Kaywaye’s story is the most challenging; the most beautiful. The four-year-old boy was brought to the clinic by his road-weary parents. Weeks before, a stranger had given the family a large sum of money to bring their sick son to a hospital. The thankful parents had traveled far from their home in Nuer territory seeking healthcare. The child’s abdominal tumor was advanced, and each clinic referred Kaywaye to another facility. I was on-call when Kaywaye’s family arrived. That Saturday, there were two listless children with IVs at the clinic and pneumonia spreading at the Village. However, all distractions melted into the background as I assessed Kaywaye; I felt a deep sadness at how the tumor dominated his abdomen, stealing nutrients and sapping the tiny boy’s strength. The father’s eyes were lined with exhaustion but still watched with hope. There was nothing a team of nurses could do for the boy, so we phoned our doctor and developed a plan. A flight to a surgical hospital was arranged for the family. Over the next few days, the boy’s strength waxed and waned, and we prayed for God’s will to be done as we fought to keep Kaywaye alive. Just days before the scheduled flight, the boy went home to Jesus. The community health workers and a few nurses provided a funeral service, and he was buried in Mabaan soil. After the ceremony, I served chai to Kaywaye’s parents, and a group of us sat together in the shade of the new clinic to escape the burning sun. I would have understood if the parents were angry or disillusioned. After all, they had been traveling for weeks after receiving a miraculous financial gift. And at the Doro clinic, a flight was scheduled so Kaywaye could get surgery.

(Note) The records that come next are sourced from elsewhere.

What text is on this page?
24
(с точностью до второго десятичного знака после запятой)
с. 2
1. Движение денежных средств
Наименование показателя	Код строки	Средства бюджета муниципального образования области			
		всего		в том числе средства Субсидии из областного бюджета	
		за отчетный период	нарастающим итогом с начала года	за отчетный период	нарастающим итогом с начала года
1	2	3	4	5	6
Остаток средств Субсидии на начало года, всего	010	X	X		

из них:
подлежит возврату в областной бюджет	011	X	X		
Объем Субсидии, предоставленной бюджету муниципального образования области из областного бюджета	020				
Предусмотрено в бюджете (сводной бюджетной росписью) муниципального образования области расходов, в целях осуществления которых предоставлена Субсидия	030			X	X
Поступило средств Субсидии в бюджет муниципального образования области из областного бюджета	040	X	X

Surely God would heal their son! But their response surprised and deeply encouraged me. The father, eyes misty with tears, thanked us for caring for them. He told us how the other clinics didn’t seem to care, but the family experienced the love of Jesus at Doro. Furthermore, he explained how he trusts God, but being illiterate, he can’t study God’s Word for himself. Hearing the truth of the Bible at the clinic encouraged his walk with the Lord and deepened his faith. I was amazed how the father so quickly and implicitly trusted God’s providence. Like Job, he praised the Lord; “The Lord gave, and the Lord has taken away; blessed be the name of the Lord, (Job 1:21).”

I described the experiences as beautiful because of Jesus’ work in each situation. Una recognized the love of her Savior, Jesus opened Stephen’s eyes, and Kaywaye’s family demonstrated faith in His love. Beauty is found in trusting Jesus and developed by the testing of faith. The Apostle Paul explains that “we also glory in tribulations, knowing that tribulation produces perseverance; and perseverance, character; and character, hope,” (Romans 5: 3-4). Although the experiences are difficult to comprehend from a mortal perspective, I can be confident that He is faithful to complete His good work. His love is infinite, and His plan is perfect! I won’t always get the privilege of seeing how He is weaving something beautiful, but the joy of experiencing prayers fulfilled through His people has been a special blessing.

I will be in Loki tomorrow, and finally back home in Doro on Monday. I’m looking forward to the months ahead, confident that God will complete His good work in Sudan. Please pray that I will keep Christ my purpose and delight so that He can love through me. Please pray for the peace of Sudan, and for the Mabaan people who have been displaced for so long and are now rebuilding their lives. Also pray for the local church and the missionaries; for wisdom and unity. Thank you also for remembering Una as she seeks to grow in Jesus; for Stephen’s father’s salvation; for Kaywaye’s family.

Thank you again for your prayers and support! “Now may the God of peace Himself sanctify you completely; and may your whole spirit, soul, and body be preserved blameless at the coming of our Lord Jesus Christ,” (1 Thess 5:23).